Could digital technologies cause a permanent decline in demand (as measured by GDP)? What might be the economic and fiscal impact?

Join us as we explore the impact of digital technologies on the economy with Armine Yalnizyan, Atkinson Foundation’s Fellow on the Future of Workers. Armine served as Senior Economic Policy Advisor for the Deputy Minister at Employment and Social Development Canada from 2018 to 2019.  

Digital labour platforms are growing rapidly, both in existing sectors and those with higher skills and wages. This could cause more of Canada’s high-paid, white-collar workers to compete with people from lower-wage economies, much as blue-collar workers struggled with globalization from the 1970s to the 1990s. As global wages converge, workers in richer countries could face falling wages, while those in poorer nations could see increased pay and purchasing power. This may not play out evenly, but—like everything we are learning throughout this pandemic—governments’ responses could maximize their potential.

Video

Speakers

Marcus Ballinger, Policy Horizons Canada, Moderator
Armine Yalnizyan, Atkinson Foundation’s Fellow on the Future of Workers

Transcript

MARCUS BALLINGER:  It’s a great pleasure for me to introduce Armine. I’ve had a number of conversations over my professional career with Armine and I’ve always found them to be enlightening and very interesting. It’s a great pleasure for me to introduce her.

Who is Armine Yalnizyan? She is the Atkinson Foundation’s Fellow on the Future of Workers. She also served as Senior Economic Policy Advisor to the Deputy Minister of Employment and Social Development Canada from 2018 to 2019. She helped to lead the Canadian Centre for Policy Alternatives Inequality project from 2008 to 2017 and many of you will recognize her from her weekly business commentaries on CBC Radio and television which she did from 2011 to 2019. As if that isn’t enough, she is also the past president of the Canadian Association for Business Economics.

Armine, it’s a great to pleasure to welcome you and I am very much looking forward to your talk today.

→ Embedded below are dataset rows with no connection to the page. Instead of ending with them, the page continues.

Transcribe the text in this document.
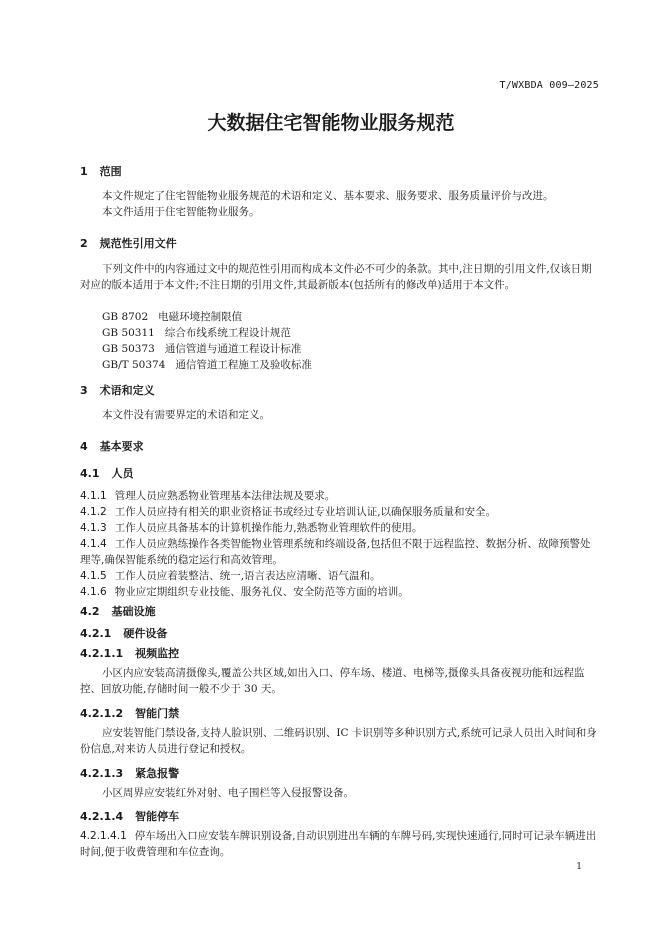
T/WXBDA 009—2025
大数据住宅智能物业服务规范
1 范围
本文件规定了住宅智能物业服务规范的术语和定义、基本要求、服务要求、服务质量评价与改进。
本文件适用于住宅智能物业服务。
2 规范性引用文件
下列文件中的内容通过文中的规范性引用而构成本文件必不可少的条款。其中,注日期的引用文件,仅该日期对应的版本适用于本文件;不注日期的引用文件,其最新版本(包括所有的修改单)适用于本文件。
GB 8702 电磁环境控制限值
GB 50311 综合布线系统工程设计规范
GB 50373 通信管道与通道工程设计标准
GB/T 50374 通信管道工程施工及验收标准
3 术语和定义
本文件没有需要界定的术语和定义。
4 基本要求
4.1 人员
4.1.1 管理人员应熟悉物业管理基本法律法规及要求。
4.1.2 工作人员应持有相关的职业资格证书或经过专业培训认证,以确保服务质量和安全。
4.1.3 工作人员应具备基本的计算机操作能力,熟悉物业管理软件的使用。
4.1.4 工作人员应熟练操作各类智能物业管理系统和终端设备,包括但不限于远程监控、数据分析、故障预警处理等,确保智能系统的稳定运行和高效管理。
4.1.5 工作人员应着装整洁、统一,语言表达应清晰、语气温和。
4.1.6 物业应定期组织专业技能、服务礼仪、安全防范等方面的培训。
4.2 基础设施
4.2.1 硬件设备
4.2.1.1 视频监控
小区内应安装高清摄像头,覆盖公共区域,如出入口、停车场、楼道、电梯等,摄像头具备夜视功能和远程监控、回放功能,存储时间一般不少于 30 天。
4.2.1.2 智能门禁
应安装智能门禁设备,支持人脸识别、二维码识别、IC 卡识别等多种识别方式,系统可记录人员出入时间和身份信息,对来访人员进行登记和授权。
4.2.1.3 紧急报警
小区周界应安装红外对射、电子围栏等入侵报警设备。
4.2.1.4 智能停车
4.2.1.4.1 停车场出入口应安装车牌识别设备,自动识别进出车辆的车牌号码,实现快速通行,同时可记录车辆进出时间,便于收费管理和车位查询。
1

ARMINE YALNIZYAN:  Thank you very much for inviting me and thank you for introducing me to the world of futures thinking. This team with whom I worked is quite remarkable in terms of their patience with me but also their willingness to learn along with me on how you do futures work when it comes to economics.

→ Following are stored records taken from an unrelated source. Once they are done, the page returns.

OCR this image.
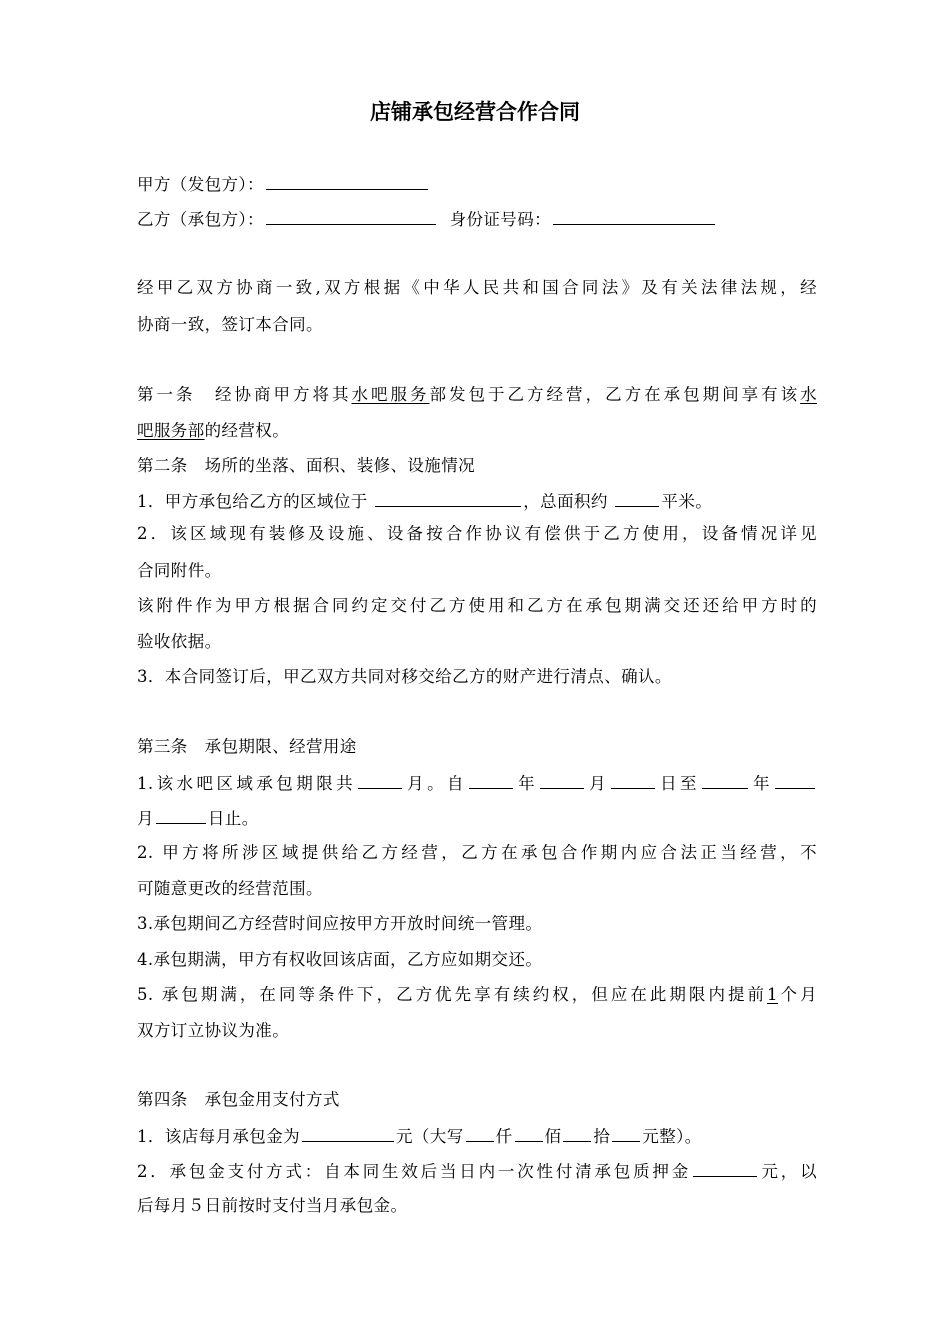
店铺承包经营合作合同
甲方（发包方）：
乙方（承包方）：	身份证号码：
经甲乙双方协商一致,双方根据《中华人民共和国合同法》及有关法律法规，经
协商一致，签订本合同。
第一条　经协商甲方将其水吧服务部发包于乙方经营，乙方在承包期间享有该水
吧服务部的经营权。
第二条　场所的坐落、面积、装修、设施情况
1．甲方承包给乙方的区域位于	，总面积约	平米。
2．该区域现有装修及设施、设备按合作协议有偿供于乙方使用，设备情况详见
合同附件。
该附件作为甲方根据合同约定交付乙方使用和乙方在承包期满交还还给甲方时的
验收依据。
3．本合同签订后，甲乙双方共同对移交给乙方的财产进行清点、确认。
第三条　承包期限、经营用途
1.该水吧区域承包期限共	月。自	年	月	日至	年
月	日止。
2. 甲方将所涉区域提供给乙方经营，乙方在承包合作期内应合法正当经营，不
可随意更改的经营范围。
3.承包期间乙方经营时间应按甲方开放时间统一管理。
4.承包期满，甲方有权收回该店面，乙方应如期交还。
5. 承包期满，在同等条件下，乙方优先享有续约权，但应在此期限内提前1个月
双方订立协议为准。
第四条　承包金用支付方式
1．该店每月承包金为	元（大写 仟 佰 拾 元整）。
2．承包金支付方式：自本同生效后当日内一次性付清承包质押金	元，以
后每月５日前按时支付当月承包金。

The premise of why I was asked to join Policy Horizons and thinking about this, the process I’m going to go through real quick because you should all know about that part of it. I’m really only going to focus on the first four major findings because we will run out of time, but I’m happy to discuss the rest of them. I’ve created a Power Point where you can have cheat notes for the findings but also a link to the whole thing. The premise of this whole piece of work was, could digital technologies destroy demand as measured by GDP? The answer because we’re not doing a murder mystery here is, possibly.

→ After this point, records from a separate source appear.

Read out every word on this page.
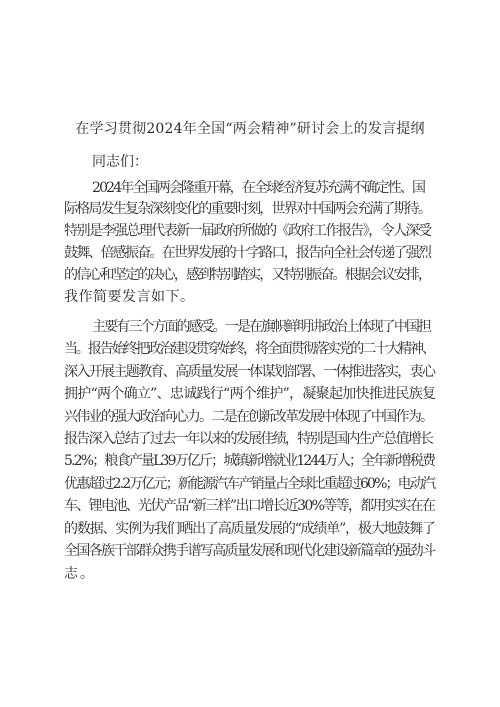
在学习贯彻2024年全国“两会精神”研讨会上的发言提纲
同志们：
2024年全国两会隆重开幕，在全球经济复苏充满不确定性、国
际格局发生复杂深刻变化的重要时刻，世界对中国两会充满了期待。
特别是李强总理代表新一届政府所做的《政府工作报告》，令人深受
鼓舞、倍感振奋。在世界发展的十字路口，报告向全社会传递了强烈
的信心和坚定的决心，感到特别踏实，又特别振奋。根据会议安排，
我作简要发言如下。
主要有三个方面的感受。一是在旗帜鲜明讲政治上体现了中国担
当。报告始终把政治建设贯穿始终，将全面贯彻落实党的二十大精神、
深入开展主题教育、高质量发展一体谋划部署、一体推进落实，衷心
拥护“两个确立”、忠诚践行“两个维护”，凝聚起加快推进民族复
兴伟业的强大政治向心力。二是在创新改革发展中体现了中国作为。
报告深入总结了过去一年以来的发展佳绩，特别是国内生产总值增长
5.2%；粮食产量L39万亿斤；城镇新增就业1244万人；全年新增税费
优惠超过2.2万亿元；新能源汽车产销量占全球比重超过60%；电动汽
车、锂电池、光伏产品“新三样”出口增长近30%等等，都用实实在在
的数据、实例为我们晒出了高质量发展的“成绩单”，极大地鼓舞了
全国各族干部群众携手谱写高质量发展和现代化建设新篇章的强劲斗
志。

I’ve got to tell you that any economist talking about what could destroy demand is not going to advance in their career, in this country or anywhere else. So I was a little bit loathe to do this but I was intrigued by what was presented to me by the people from Policy Horizons who were basically making the case that any of us looking at digital technologies will observe is that digital technologies create abundance and abundance can create price deflation. Is it possible that whereas technology historically has spurred economic growth as measured by GDP, could it be suddenly spurring deflation?

Obviously, the pace and the sectoral breadth of adoption of digital technologies matter and obviously we are doing this economics 101 case study which is ceteris paribus. If nothing else was changing and we were only adopting digital technologies, could digital technologies destroy demand? These are the things that you must keep in mind as I talk to you. I am not saying that digital technologies or our future of GDP or future of work will unfold like this because there’s always tons of other stuff that are happening. But just looking at the effect of digital technologies and tracking them through how they might flow through all the different corridors of economic transactions and realities and context, it seems possible that digital technologies could reduce demand as measured by GDP. It might not happen everywhere but it could happen some places and Canada is likely a place as any for it to happen and I’ll tell you why in a minute.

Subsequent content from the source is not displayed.